Только по огоньку лампочки, на пульте кабины, Степан понял, что дверь открылась. Начались прыжки. Он даже не помнил, как прошло выступление звена истребителей. Посадив машину, майор пошел к транспортному самолету, где собирались парашютисты, Чкалов нагнал его:
– Лихо ты сегодня летал, Степа. Совсем, как я, в молодости… – Чкалов посмотрел на часы: «Отлично, укладываемся в график. Я вечером ребят собираю, в гостинице «Москва», в ресторане. Приезжай, – летчик подмигнул ему. Поднимая в воздух транспортный самолет, Степан понял, что за штурвалом истребителя думал не о фигурах высшего пилотажа. Он представлял себе несущуюся навстречу самолету землю, резкий удар, и темноту. Тогда все закончилось бы прямо здесь. Ему бы не пришлось после парада идти к трибуне, где стояла она.
Несколько раз, на новых машинах, Степан попадал в нештатные ситуации. Майор понимал, что самолет ему не подчиняется. Еще немного, и он не смог бы удержать машину в небе, заставить ее вернуться под свое управление. С того хмурого дня, когда черная эмка въехала во двор комиссариата внутренних дел, на Лубянке, он ощущал похожее чувство. Услышав от Чкалова о гостинице «Москва», Степан едва не вздрогнул.
Нарком, расхаживая по огромному кабинету, остановился под портретом Сталина:
– Не волнуйтесь, Степан Семенович, – ободряюще сказал Ежов, – у вас все получится. Номер заранее подготовят, вам передадут ключ. Вы подниметесь наверх, вас… – Ежов пощелкал пальцами, – примут в свои руки наши техники. Мы должны слышать беседу с товарищем Горской. За столом, во время танцев… – раньше Степан видел Ежова только на фотографиях, в газетах. Нарком усадил его на диван, принесли чай. Ежов опустился рядом. Степан нашел в себе силы спросить:
– Товарищ народный комиссар внутренних дел, если что-то случилось с моим братом… Я знаю, он сейчас в командировке…

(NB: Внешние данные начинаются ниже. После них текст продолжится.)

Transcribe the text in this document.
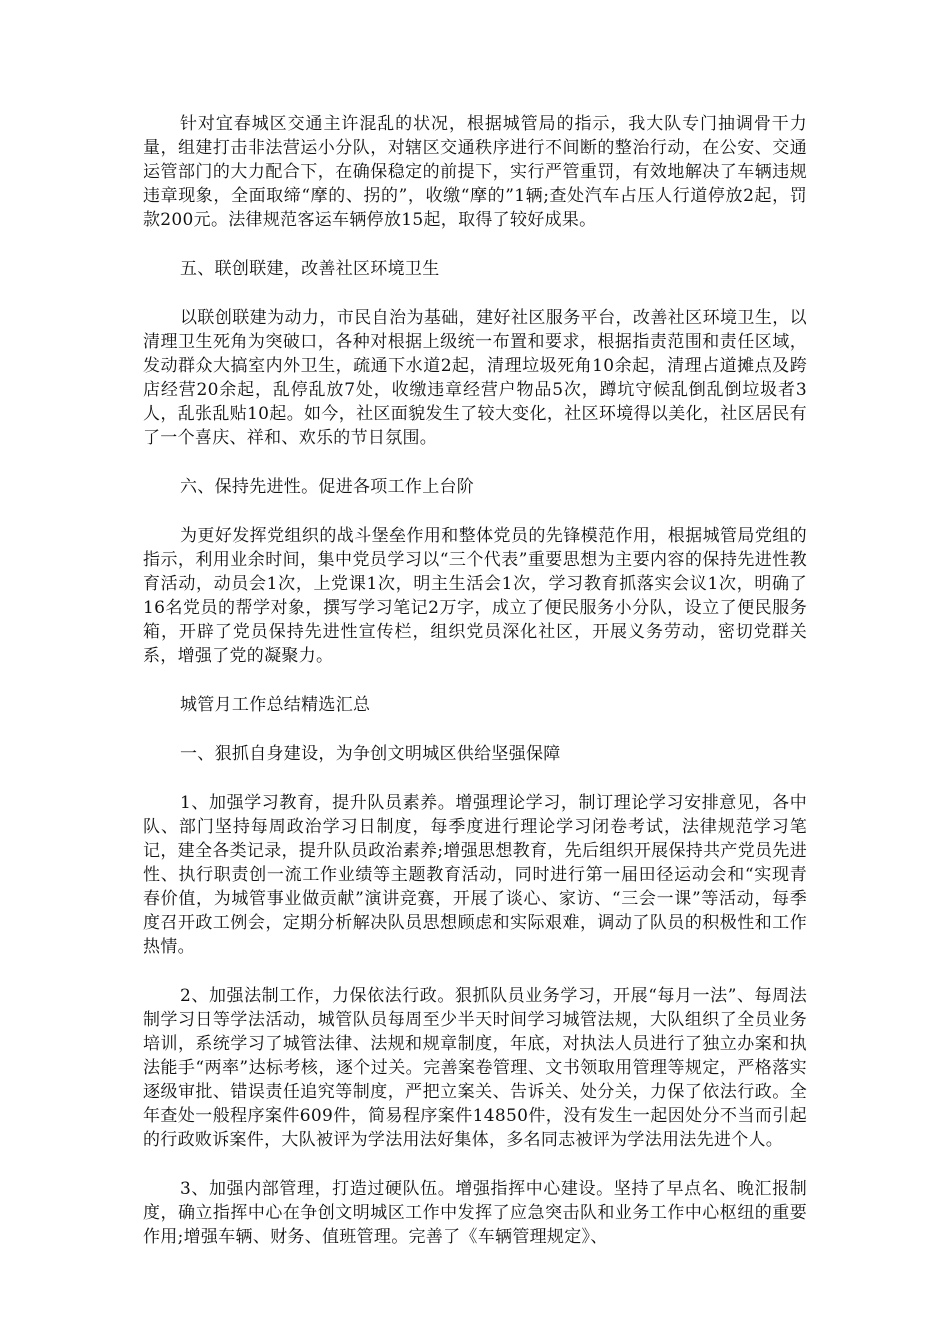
针对宜春城区交通主许混乱的状况，根据城管局的指示，我大队专门抽调骨干力量，组建打击非法营运小分队，对辖区交通秩序进行不间断的整治行动，在公安、交通运管部门的大力配合下，在确保稳定的前提下，实行严管重罚，有效地解决了车辆违规违章现象，全面取缔“摩的、拐的”，收缴“摩的”1辆;查处汽车占压人行道停放2起，罚款200元。法律规范客运车辆停放15起，取得了较好成果。

五、联创联建，改善社区环境卫生

以联创联建为动力，市民自治为基础，建好社区服务平台，改善社区环境卫生，以清理卫生死角为突破口，各种对根据上级统一布置和要求，根据指责范围和责任区域，发动群众大搞室内外卫生，疏通下水道2起，清理垃圾死角10余起，清理占道摊点及跨店经营20余起，乱停乱放7处，收缴违章经营户物品5次，蹲坑守候乱倒乱倒垃圾者3人，乱张乱贴10起。如今，社区面貌发生了较大变化，社区环境得以美化，社区居民有了一个喜庆、祥和、欢乐的节日氛围。

六、保持先进性。促进各项工作上台阶

为更好发挥党组织的战斗堡垒作用和整体党员的先锋模范作用，根据城管局党组的指示，利用业余时间，集中党员学习以“三个代表”重要思想为主要内容的保持先进性教育活动，动员会1次，上党课1次，明主生活会1次，学习教育抓落实会议1次，明确了16名党员的帮学对象，撰写学习笔记2万字，成立了便民服务小分队，设立了便民服务箱，开辟了党员保持先进性宣传栏，组织党员深化社区，开展义务劳动，密切党群关系，增强了党的凝聚力。

城管月工作总结精选汇总

一、狠抓自身建设，为争创文明城区供给坚强保障

1、加强学习教育，提升队员素养。增强理论学习，制订理论学习安排意见，各中队、部门坚持每周政治学习日制度，每季度进行理论学习闭卷考试，法律规范学习笔记，建全各类记录，提升队员政治素养;增强思想教育，先后组织开展保持共产党员先进性、执行职责创一流工作业绩等主题教育活动，同时进行第一届田径运动会和“实现青春价值，为城管事业做贡献”演讲竞赛，开展了谈心、家访、“三会一课”等活动，每季度召开政工例会，定期分析解决队员思想顾虑和实际艰难，调动了队员的积极性和工作热情。

2、加强法制工作，力保依法行政。狠抓队员业务学习，开展“每月一法”、每周法制学习日等学法活动，城管队员每周至少半天时间学习城管法规，大队组织了全员业务培训，系统学习了城管法律、法规和规章制度，年底，对执法人员进行了独立办案和执法能手“两率”达标考核，逐个过关。完善案卷管理、文书领取用管理等规定，严格落实逐级审批、错误责任追究等制度，严把立案关、告诉关、处分关，力保了依法行政。全年查处一般程序案件609件，简易程序案件14850件，没有发生一起因处分不当而引起的行政败诉案件，大队被评为学法用法好集体，多名同志被评为学法用法先进个人。

3、加强内部管理，打造过硬队伍。增强指挥中心建设。坚持了早点名、晚汇报制度，确立指挥中心在争创文明城区工作中发挥了应急突击队和业务工作中心枢纽的重要作用;增强车辆、财务、值班管理。完善了《车辆管理规定》、
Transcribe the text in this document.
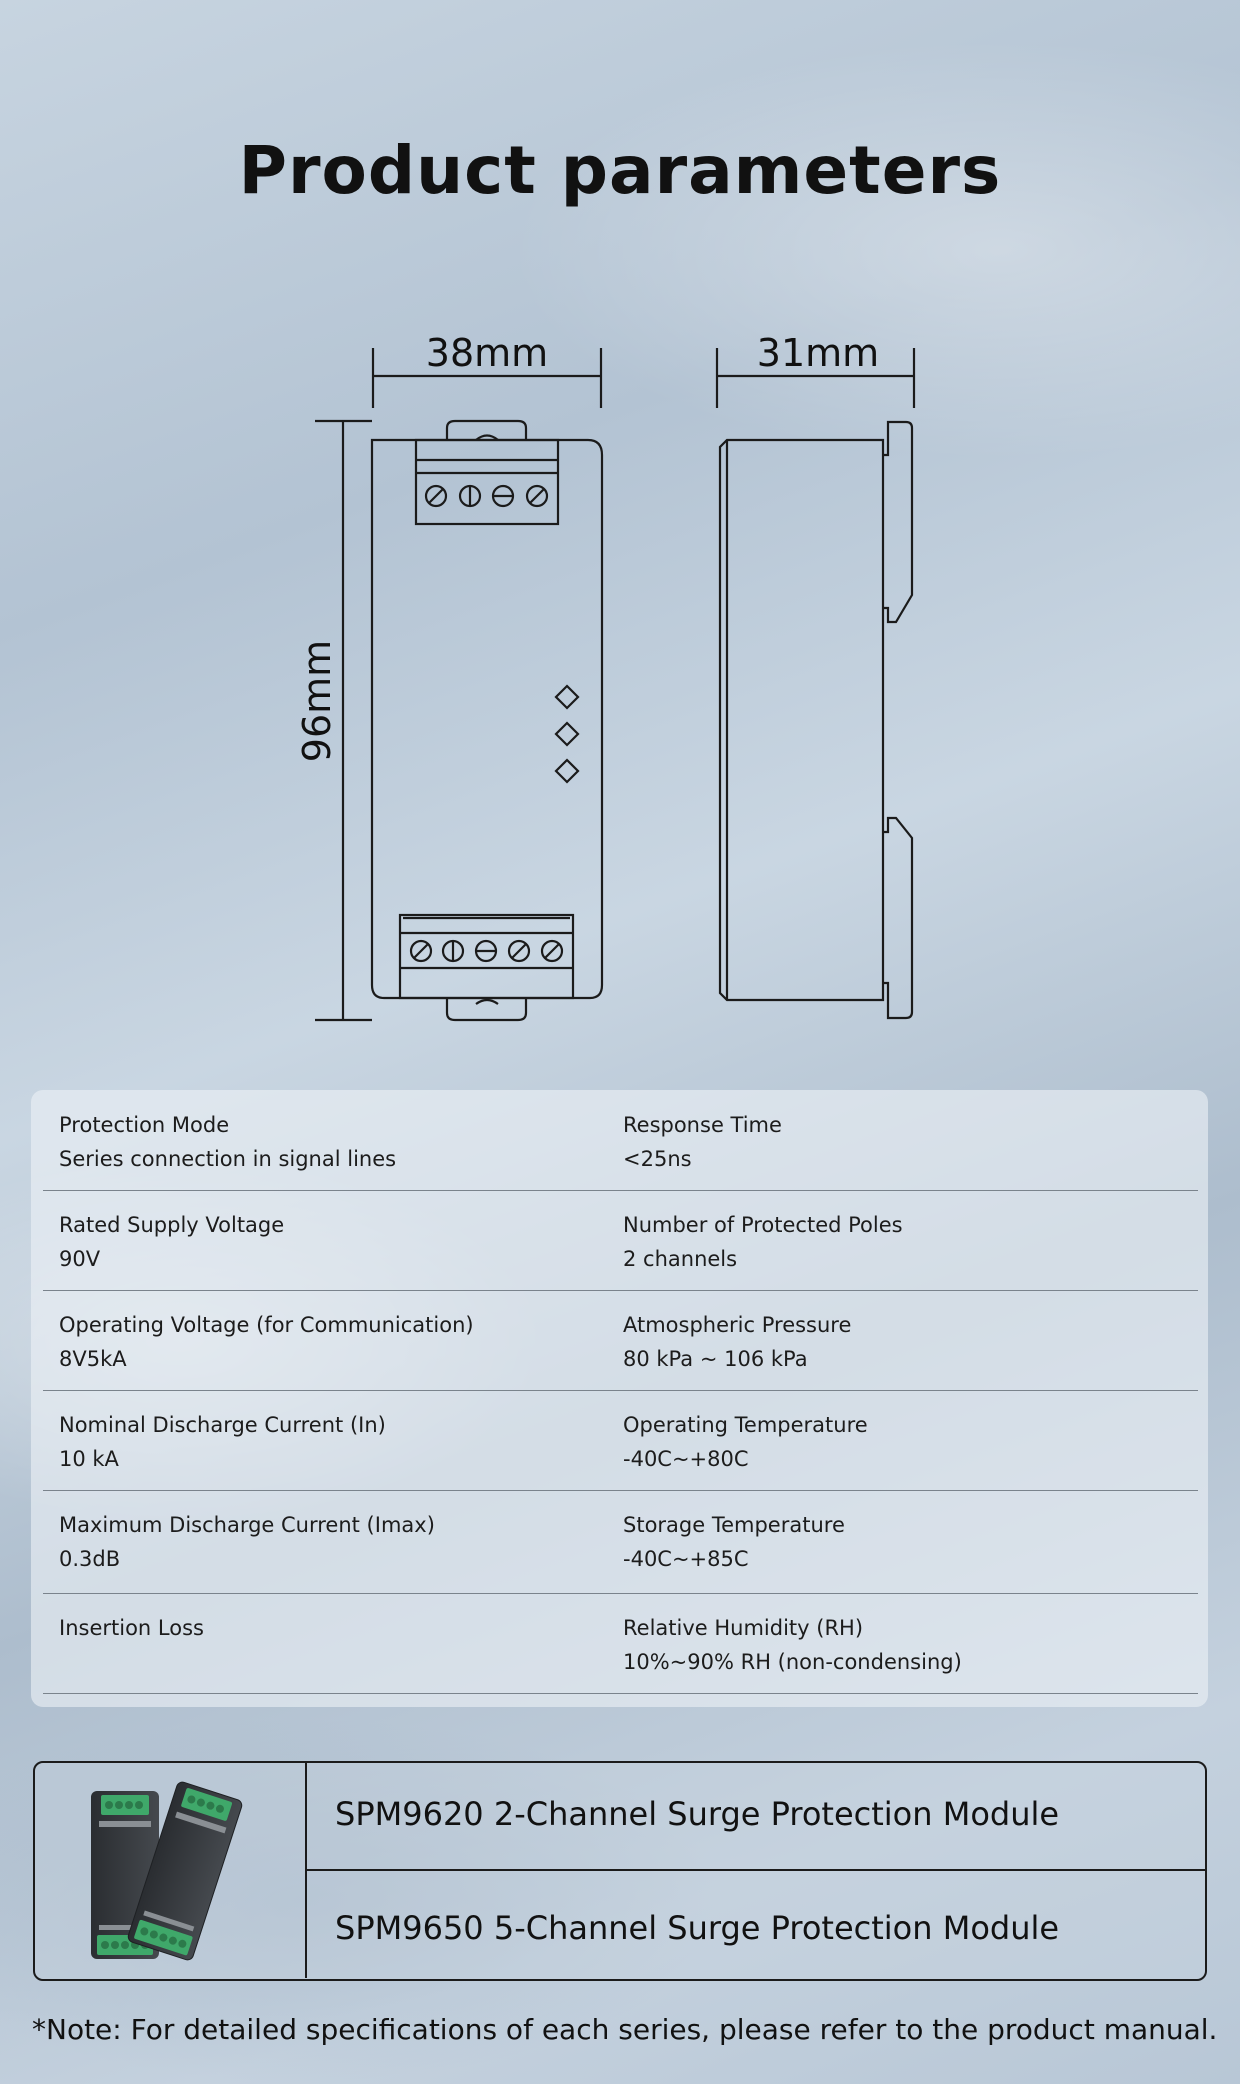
Product parameters
38mm	31mm
96mm
Protection Mode
Series connection in signal lines
Response Time
<25ns
Rated Supply Voltage
90V
Number of Protected Poles
2 channels
Operating Voltage (for Communication)
8V5kA
Atmospheric Pressure
80 kPa ~ 106 kPa
Nominal Discharge Current (In)
10 kA
Operating Temperature
-40C~+80C
Maximum Discharge Current (Imax)
0.3dB
Storage Temperature
-40C~+85C
Insertion Loss	Relative Humidity (RH)
10%~90% RH (non-condensing)
SPM9620 2-Channel Surge Protection Module
SPM9650 5-Channel Surge Protection Module
*Note: For detailed specifications of each series, please refer to the product manual.
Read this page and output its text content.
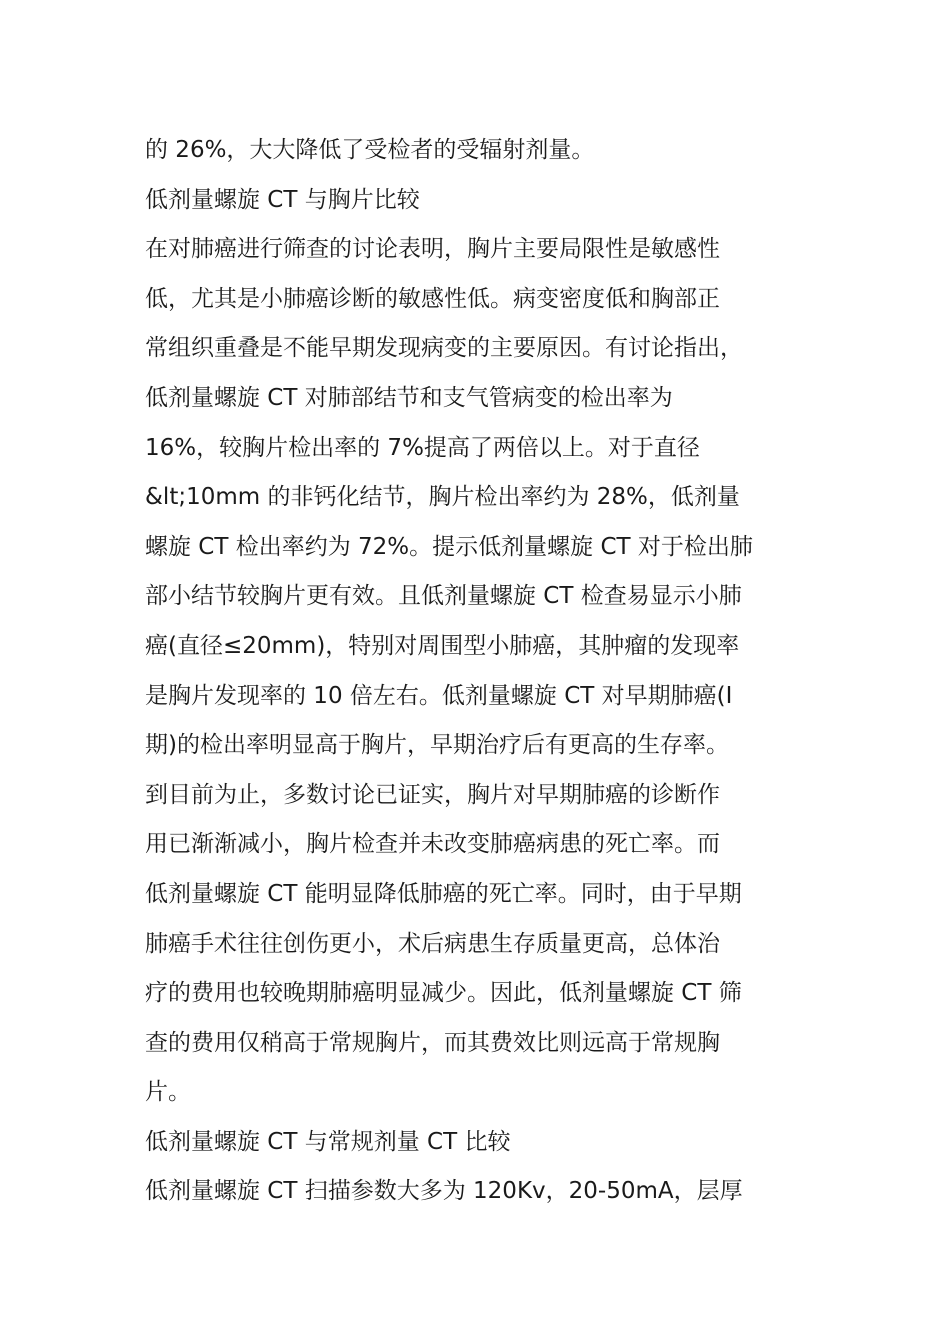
的 26%，大大降低了受检者的受辐射剂量。
低剂量螺旋 CT 与胸片比较
在对肺癌进行筛查的讨论表明，胸片主要局限性是敏感性
低，尤其是小肺癌诊断的敏感性低。病变密度低和胸部正
常组织重叠是不能早期发现病变的主要原因。有讨论指出，
低剂量螺旋 CT 对肺部结节和支气管病变的检出率为
16%，较胸片检出率的 7%提高了两倍以上。对于直径
&lt;10mm 的非钙化结节，胸片检出率约为 28%，低剂量
螺旋 CT 检出率约为 72%。提示低剂量螺旋 CT 对于检出肺
部小结节较胸片更有效。且低剂量螺旋 CT 检查易显示小肺
癌(直径≤20mm)，特别对周围型小肺癌，其肿瘤的发现率
是胸片发现率的 10 倍左右。低剂量螺旋 CT 对早期肺癌(I
期)的检出率明显高于胸片，早期治疗后有更高的生存率。
到目前为止，多数讨论已证实，胸片对早期肺癌的诊断作
用已渐渐减小，胸片检查并未改变肺癌病患的死亡率。而
低剂量螺旋 CT 能明显降低肺癌的死亡率。同时，由于早期
肺癌手术往往创伤更小，术后病患生存质量更高，总体治
疗的费用也较晚期肺癌明显减少。因此，低剂量螺旋 CT 筛
查的费用仅稍高于常规胸片，而其费效比则远高于常规胸
片。
低剂量螺旋 CT 与常规剂量 CT 比较
低剂量螺旋 CT 扫描参数大多为 120Kv，20-50mA，层厚
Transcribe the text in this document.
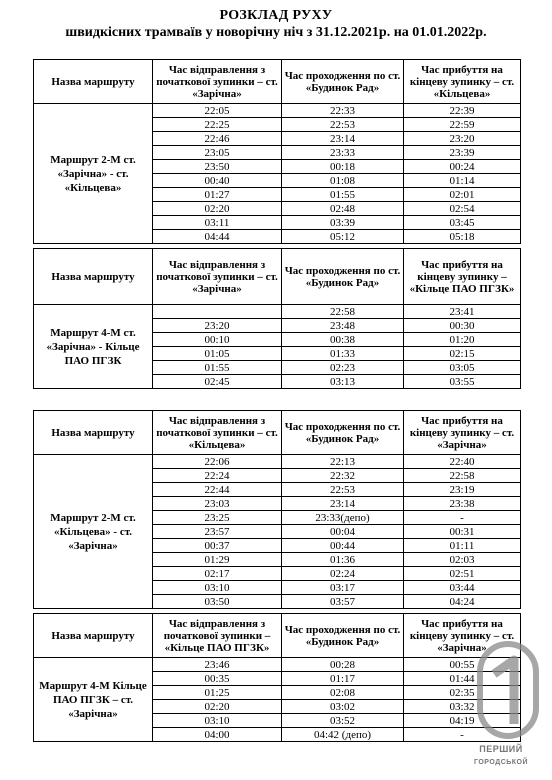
РОЗКЛАД РУХУ
швидкісних трамваїв у новорічну ніч з 31.12.2021р. на 01.01.2022р.
Назва маршруту	Час відправлення з початкової зупинки – ст. «Зарічна»	Час проходження по ст. «Будинок Рад»	Час прибуття на кінцеву зупинку – ст. «Кільцева»
Маршрут 2-М ст. «Зарічна» - ст. «Кільцева»	22:05	22:33	22:39
	22:25	22:53	22:59
	22:46	23:14	23:20
	23:05	23:33	23:39
	23:50	00:18	00:24
	00:40	01:08	01:14
	01:27	01:55	02:01
	02:20	02:48	02:54
	03:11	03:39	03:45
	04:44	05:12	05:18

Назва маршруту	Час відправлення з початкової зупинки – ст. «Зарічна»	Час проходження по ст. «Будинок Рад»	Час прибуття на кінцеву зупинку – «Кільце ПАО ПГЗК»
Маршрут 4-М ст. «Зарічна» - Кільце ПАО ПГЗК		22:58	23:41
	23:20	23:48	00:30
	00:10	00:38	01:20
	01:05	01:33	02:15
	01:55	02:23	03:05
	02:45	03:13	03:55
Назва маршруту	Час відправлення з початкової зупинки – ст. «Кільцева»	Час проходження по ст. «Будинок Рад»	Час прибуття на кінцеву зупинку – ст. «Зарічна»
Маршрут 2-М ст. «Кільцева» - ст. «Зарічна»	22:06	22:13	22:40
	22:24	22:32	22:58
	22:44	22:53	23:19
	23:03	23:14	23:38
	23:25	23:33(депо)	-
	23:57	00:04	00:31
	00:37	00:44	01:11
	01:29	01:36	02:03
	02:17	02:24	02:51
	03:10	03:17	03:44
	03:50	03:57	04:24

Назва маршруту	Час відправлення з початкової зупинки – «Кільце ПАО ПГЗК»	Час проходження по ст. «Будинок Рад»	Час прибуття на кінцеву зупинку – ст. «Зарічна»
Маршрут 4-М Кільце ПАО ПГЗК – ст. «Зарічна»	23:46	00:28	00:55
	00:35	01:17	01:44
	01:25	02:08	02:35
	02:20	03:02	03:32
	03:10	03:52	04:19
	04:00	04:42 (депо)	-
ПЕРШИЙ
ГОРОДСЬКОЙ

– Ешьте бутерброды, Степан Семенович, – посоветовал Ежов:
– С товарищем Вороновым все в порядке. Он выполняет задание партии и правительства… – Степан, облегченно, выдохнул. Положив на резной столик черного дерева коробку дорогого «Казбека», Ежов щелкнул золотой зажигалкой:
– Партия, товарищ Воронов, хочет поручить вам важное дело… – Ежов, исподтишка, рассматривал майора: «Иосиф Виссарионович прав, как всегда. Красавец, младше ее на десять лет. Он будет осыпать ее комплиментами, подарит цветы. Она не устоит, никто бы ни устоял».
Степан, сначала, даже не понял, о чем говорит нарком. Ежов потушил «Казбек» в тяжелой, хрустальной пепельнице. Майор очнулся:
– Товарищ Ежов, я помню товарища Горскую, и ее мужа, товарища Янсона. Они к нам в детский дом приезжали, давно. Они честные люди, герои гражданской войны, они не могут… – развернув «Правду», Ежов положил газету перед Степаном:
– Товарищ Воронов, с той поры много воды утекло. Троцкисты очень опасны, они пробираются в партию, даже в Политбюро. Каменев и Зиновьев признали свою вину. Они организовали злодейское убийство товарища Кирова, замышляли покушение на товарища Сталина… – Ежов положил ему руку на плечо:
– Степан Семенович, ваш долг, помочь работе нашего комиссариата, работе вашего брата, в конце концов. Мы разоблачим посягательства агентов Троцкого на безопасность нашей родины, Советского Союза. Вы член партии, страна доверяет вам новую военную технику. Мы вам доверяем, – со значением, добавил Ежов:
– Мы, коммунисты. В мирное время, Степан Семенович, зачастую, сложнее, чем на войне. Троцкисты метят в нас из-за угла, усыпляют нашу бдительность. Мы должны использовать против них, их же оружие.
Ежов, разумеется, не говорил майору Воронову о подготовке второго процесса. Его планировали на начало следующего года. Обвиняемыми проходили Радек, Серебряков, Пятаков и Сокольников. Бухарина и Рыкова пока решили оставить в живых.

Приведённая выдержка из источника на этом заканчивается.